The Value of Failure

April 27, 2017

In the last few years, the concept of a “culture of failure” has appeared in the business community. Economists praise the culture of making mistakes as an important success factor and founders of start-ups celebrate their failures at “fuck-up nights”. Failure has come into fashion. So, should the aim be to fail? Are failures a quality factor for corporate activity. Of course not.

Failure should not be seen as an aim in itself. Anyone who negligently steers their start-up into bankruptcy or takes naive risks that are not in proportion to the relevant opportunities is simply not doing a good job. And yet, promoting a positive culture of failure is absolutely justified. However, not in indiscriminate phrases like “Make more mistakes!”. Instead, you need to understand the extent to which mistakes can foster real value.

Culture of failure in German companies – avoid rather than take a chance

“We would rather give money to a founder who has already had one or two failures”. Silicon Valley Investor Corey Ford uses this principle to describe his investment strategy a statement that would probably irritate almost every German manager. Because, in Germany, perfection is still highly valued. There is hardly any room for “underachievers”.

Fear of failure is similarly pronounced in German companies. The “white shirt syndrome” frequently rules at the management level in companies. This means that nobody wants to take responsibility for possible failures in case they effectively amount to a stain on their personal career path. And so the widespread recipe for success for prospective CEOs is – never fail. People who wants to make a career out of this risk-avoidance strategy will also only let risks be taken in very small steps when they are leading a business – and the same also applies to opportunities. And that is dangerous.

What is the value of failure?

Start-ups have a different view. Taking risks is an everyday activity for founders. Right from the start they accept a success rate of significantly below 50 per cent. That means they have to anticipate their failure before they have even started, which is a completely contrary viewpoint.

The key characteristic of a start-up is thus dealing with uncertain situations. They don’t know whether they have developed the right product for the right market. They don’t know which marketing strategy will work. They even don’t know whether the target customer will actually buy their product. Each element of their business plan is merely a hypothesis that needs testing. This realisation formed the basis for the Lean Startup Methodology and thus also for the success stories of leading digital companies such as Google, Apple, AirBnB, Uber and Facebook.

Conversely, this does not, however, mean that it is not per se a mistake if an idea, an approach or an action does not work. It is merely the negative validation of the relevant hypothesis. Is it just an excuse to conceal one’s failure? And to what extent should value be created as a result.

Fake it till you make it

Imagine that a manufacturer wants to launch a new product onto the market. Let’s assume that the product is ultimately not marketable. In this case, it is better to test it quickly and leanly – such as on the basis of a prototype – than to invest lots of time and money in planning, developing and market launching a product that will not be successful.

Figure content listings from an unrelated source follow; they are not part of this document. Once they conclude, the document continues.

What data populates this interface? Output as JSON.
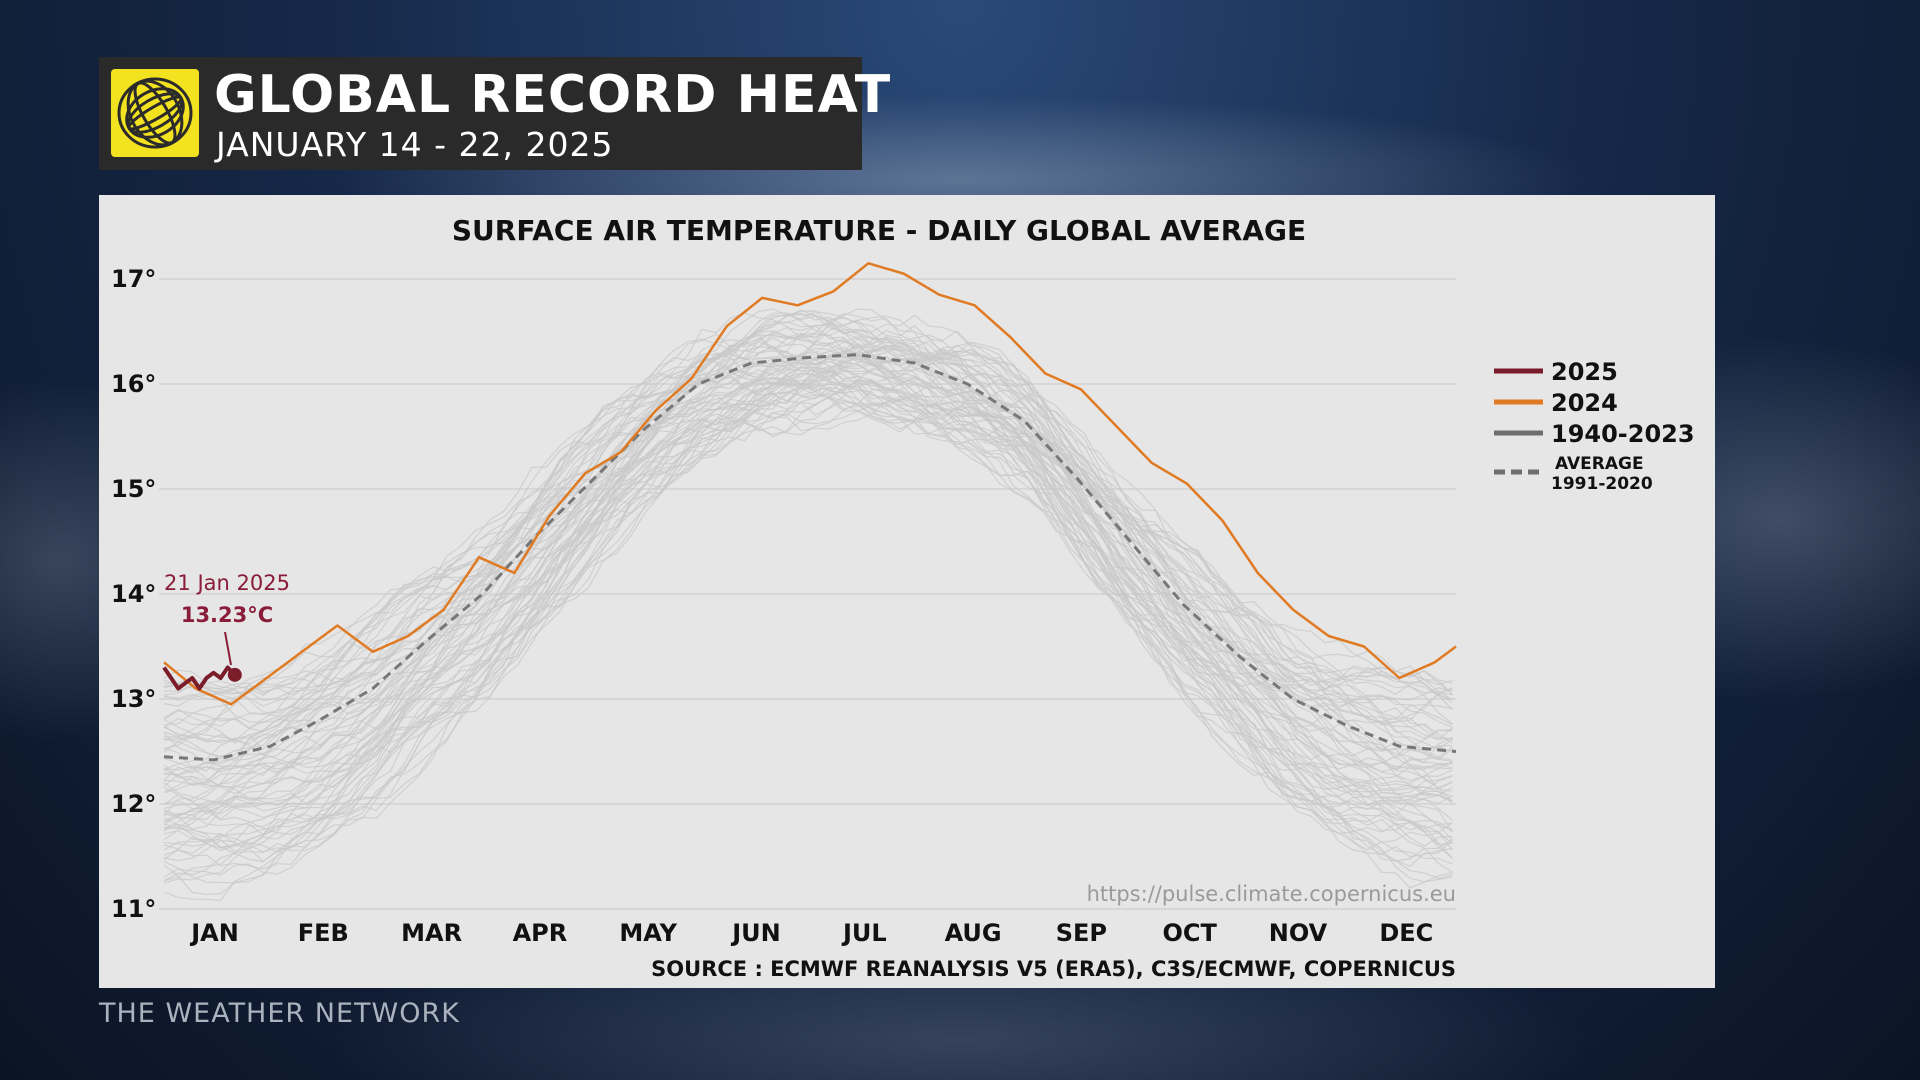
{
  "header": {
    "title": "GLOBAL RECORD HEAT",
    "subtitle": "JANUARY 14 - 22, 2025",
    "logo_icon": "globe-swirl-icon"
  },
  "brand": "THE WEATHER NETWORK",
  "colors": {
    "series_2025": "#7a1c2a",
    "series_2024": "#e07a23",
    "series_historical": "#c8c8c8",
    "series_average": "#777777",
    "logo_yellow": "#f3e21f",
    "panel": "#e6e6e6"
  },
  "chart_data": {
    "type": "line",
    "title": "SURFACE AIR TEMPERATURE - DAILY GLOBAL AVERAGE",
    "y_ticks": [
      "17°",
      "16°",
      "15°",
      "14°",
      "13°",
      "12°",
      "11°"
    ],
    "ylim": [
      11,
      17
    ],
    "x_categories": [
      "JAN",
      "FEB",
      "MAR",
      "APR",
      "MAY",
      "JUN",
      "JUL",
      "AUG",
      "SEP",
      "OCT",
      "NOV",
      "DEC"
    ],
    "legend": [
      {
        "label": "2025",
        "style": "solid"
      },
      {
        "label": "2024",
        "style": "solid"
      },
      {
        "label": "1940-2023",
        "style": "solid"
      },
      {
        "label": "AVERAGE",
        "label2": "1991-2020",
        "style": "dashed"
      }
    ],
    "annotation": {
      "date": "21 Jan 2025",
      "value": "13.23°C"
    },
    "url": "https://pulse.climate.copernicus.eu",
    "source": "SOURCE : ECMWF REANALYSIS V5 (ERA5), C3S/ECMWF, COPERNICUS",
    "series": [
      {
        "name": "2025",
        "x": [
          1,
          3,
          5,
          7,
          9,
          11,
          13,
          15,
          17,
          19,
          21
        ],
        "values": [
          13.3,
          13.2,
          13.1,
          13.15,
          13.2,
          13.1,
          13.2,
          13.25,
          13.2,
          13.3,
          13.23
        ]
      },
      {
        "name": "2024",
        "x": [
          1,
          10,
          20,
          30,
          40,
          50,
          60,
          70,
          80,
          90,
          100,
          110,
          120,
          130,
          140,
          150,
          160,
          170,
          180,
          190,
          200,
          210,
          220,
          230,
          240,
          250,
          260,
          270,
          280,
          290,
          300,
          310,
          320,
          330,
          340,
          350,
          360,
          366
        ],
        "values": [
          13.35,
          13.1,
          12.95,
          13.2,
          13.45,
          13.7,
          13.45,
          13.6,
          13.85,
          14.35,
          14.2,
          14.75,
          15.15,
          15.35,
          15.75,
          16.05,
          16.55,
          16.82,
          16.75,
          16.88,
          17.15,
          17.05,
          16.85,
          16.75,
          16.45,
          16.1,
          15.95,
          15.6,
          15.25,
          15.05,
          14.7,
          14.2,
          13.85,
          13.6,
          13.5,
          13.2,
          13.35,
          13.5
        ]
      },
      {
        "name": "AVERAGE 1991-2020",
        "x": [
          1,
          15,
          31,
          45,
          60,
          75,
          91,
          106,
          121,
          136,
          152,
          167,
          182,
          197,
          213,
          228,
          244,
          259,
          274,
          289,
          305,
          320,
          335,
          350,
          366
        ],
        "values": [
          12.45,
          12.42,
          12.55,
          12.8,
          13.1,
          13.55,
          14.0,
          14.55,
          15.05,
          15.55,
          16.0,
          16.2,
          16.25,
          16.28,
          16.2,
          16.0,
          15.65,
          15.1,
          14.5,
          13.9,
          13.4,
          13.0,
          12.75,
          12.55,
          12.5
        ]
      }
    ]
  }
}
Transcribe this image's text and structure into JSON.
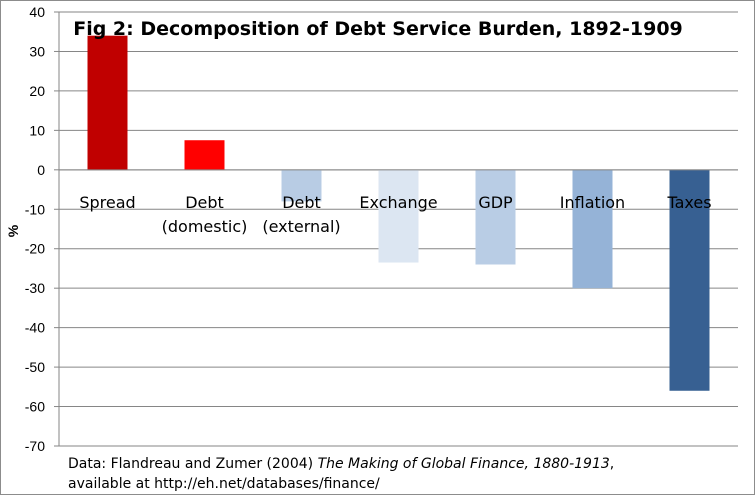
{
  "chart_data": {
    "type": "bar",
    "title": "Fig 2: Decomposition of Debt Service Burden, 1892-1909",
    "ylabel": "%",
    "xlabel": "",
    "categories": [
      [
        "Spread"
      ],
      [
        "Debt",
        "(domestic)"
      ],
      [
        "Debt",
        "(external)"
      ],
      [
        "Exchange"
      ],
      [
        "GDP"
      ],
      [
        "Inflation"
      ],
      [
        "Taxes"
      ]
    ],
    "values": [
      34,
      7.5,
      -8,
      -23.5,
      -24,
      -30,
      -56
    ],
    "colors": [
      "#c00000",
      "#ff0000",
      "#b8cce4",
      "#dce6f2",
      "#b9cde5",
      "#95b3d7",
      "#376092"
    ],
    "ylim": [
      -70,
      40
    ],
    "yticks": [
      40,
      30,
      20,
      10,
      0,
      -10,
      -20,
      -30,
      -40,
      -50,
      -60,
      -70
    ],
    "grid": true,
    "legend": "none"
  },
  "source": {
    "prefix": "Data: Flandreau and Zumer (2004)  ",
    "book": "The Making of Global Finance, 1880-1913",
    "suffix": ",",
    "line2": "available at http://eh.net/databases/finance/"
  }
}
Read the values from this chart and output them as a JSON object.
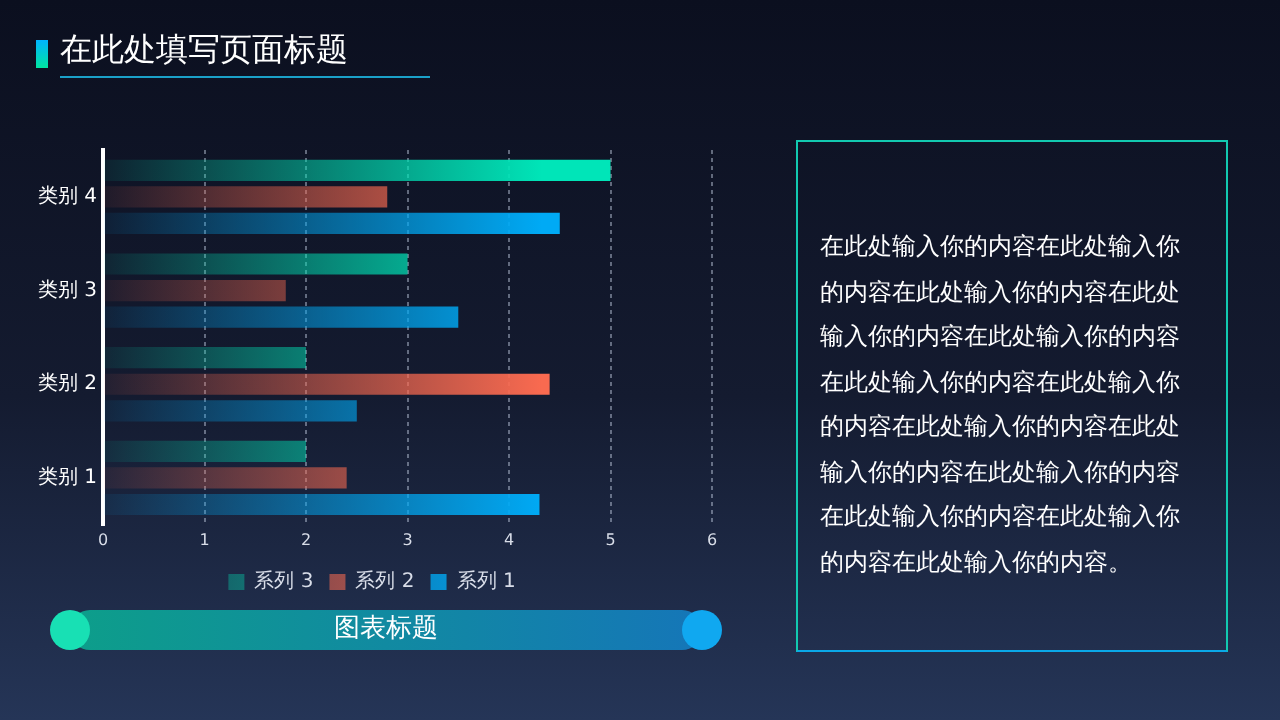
{
  "chart_data": {
    "type": "bar",
    "orientation": "horizontal",
    "title": "图表标题",
    "annotations": [
      "在此处填写页面标题",
      "在此处输入你的内容在此处输入你的内容在此处输入你的内容在此处输入你的内容在此处输入你的内容在此处输入你的内容在此处输入你的内容在此处输入你的内容在此处输入你的内容在此处输入你的内容在此处输入你的内容在此处输入你的内容在此处输入你的内容。"
    ],
    "categories": [
      "类别 4",
      "类别 3",
      "类别 2",
      "类别 1"
    ],
    "series": [
      {
        "name": "系列 3",
        "color": "#00e5b8",
        "values": [
          5,
          3,
          2,
          2
        ]
      },
      {
        "name": "系列 2",
        "color": "#f96a50",
        "values": [
          2.8,
          1.8,
          4.4,
          2.4
        ]
      },
      {
        "name": "系列 1",
        "color": "#00aaf5",
        "values": [
          4.5,
          3.5,
          2.5,
          4.3
        ]
      }
    ],
    "xlim": [
      0,
      6
    ],
    "xticks": [
      0,
      1,
      2,
      3,
      4,
      5,
      6
    ],
    "grid": "x",
    "legend": "bottom"
  }
}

The same also applies to services. In the context of an innovation project for an insurance company, we identified a range of promising ideas. We could have discussed each of these ideas to death right from the start. Perhaps the customer would like a different solution? What would the insurance terms look like in detail? How would the internal settlement be organised and might there be resistance in the organisation against the home-grown competition? These and similar questions often define the internal debate. But they are completely irrelevant if the customer doesn’t eventually jump at the particular idea. True to the saying “fake it till you make it”, you can instead use landing page tests to test the particular idea with customers before you get lost in detailed questions.

Failure as an opportunity

If you can, for example, only validate two out of eight ideas as successful, six ideas have failed. That’s a fact.  But should this failure now be assessed as negative? No – quite the reverse. Because you have saved significant amounts of resource by testing ideas quickly and cheaply.

And there is one further advantage of this test-based approach. By obtaining negative customer feedback, you can often narrow down the problem or solution more precisely and thus make the creative space for the eventual successful solution. This kind of learning through failure is a further fundamental building block in the Lean Startup Methodology.

The right way to fail – fail fast, fail cheap

There are two crucial insights in order to understand the value of failure.

First, it is fundamentally not about endorsing failure, but about the significant advantages of an agile and test-based approach according to the “fail fast, fail cheap” principle. Second, the incentives are still often set incorrectly in the German corporate world. Ideas and projects that have been validated negatively are further stigmatised as failures instead of encouraging opportunity-oriented thinking and actively taking entrepreneurial risks.

It is quite different in Silicon Valley. Google X, Alphabet’s innovation lab, rewards its employees for failed projects. Because otherwise nobody would be prepared to take a risk and, perhaps, make a breakthrough. A wise strategy.